The  political and military support of Bashar al-Assad’s regime, including the organization and training of Shia militia units, financial assistance to the Syrian government (to the time of $30 billion since Syria’s war began), and critical enabling and command support in the field, have made it difficult to separate Iran from Syria’s state institutions. The Iranians have invested an enormous amount of manpower and capital into saving their proxy, and to think Tehran would pack up just because the U.S. has demanded it is delusional. In fact, Iran signed a defense agreement with Damascus just last month, an accord further solidifying a relationship between Iran and Syria that has persisted for decades.
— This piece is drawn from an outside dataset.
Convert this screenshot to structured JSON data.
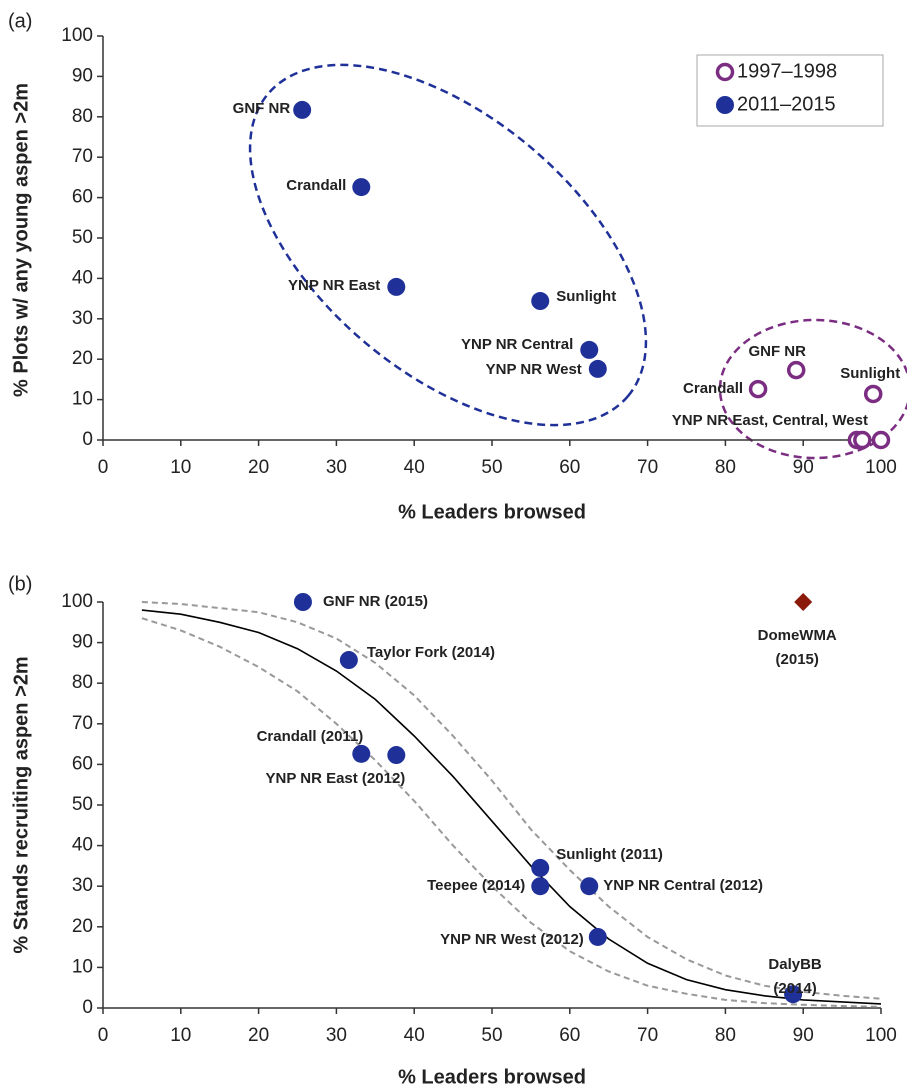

We must deal with the world as it is, not as we would like it to be. And the reality is that while Iran is certainly a problem for the region’s powers, Tehran is a nuisance to U.S. grand strategy in relation to near-peer competitors like China and Russia—two nations the U.S. National Security Strategy and National Defense Strategy rightly regard as geopolitical and economic competitors. Allocating U.S. military power in the Middle East to combat an Iranian government the region has the collective power to contain on its own would be a reactionary decision at a time when U.S. foreign policy could use much more pragmatism and self-restraint.  

In addition, such an operation would be a hard sell for the American people, a population that is physically, psychologically, and financially exhausted after spending upwards of $5.6 trillion on wars, military aid, security training programs, nation-building exercises, and intelligence operations over the last 17 years. The American people’s patience for open-ended commitments to missions of a tertiary importance is wearing thin. A unending U.S. military in Eastern Syria would be exactly the kind of operation the American public want to avoid.

In short, an indefinite U.S. military presence in Syria would be an endeavor with zero strategic benefit for America. It would, however, be costly and unnecessary, both in terms of the U.S. taxpayer funds expended to maintain and resupply that presence and to the safety of the troops themselves. U.S. soldiers and marines should be used to prevent bad guys from killing Americans—not to referee the region’s civil and proxy conflicts. Continuous U.S. military involvement in Syria would be a costly investment, something President Trump can surely spot from his decades in business. 

President Trump had it right the first time.

There is no compelling national security interest for the U.S. to undertake another endless American campaign in the Middle East—one whose objectives are impossible to meet and whose success or failure would have minimal direct impact on America’s security or economic prosperity.

Daniel DePetris is a fellow at Defense Priorities.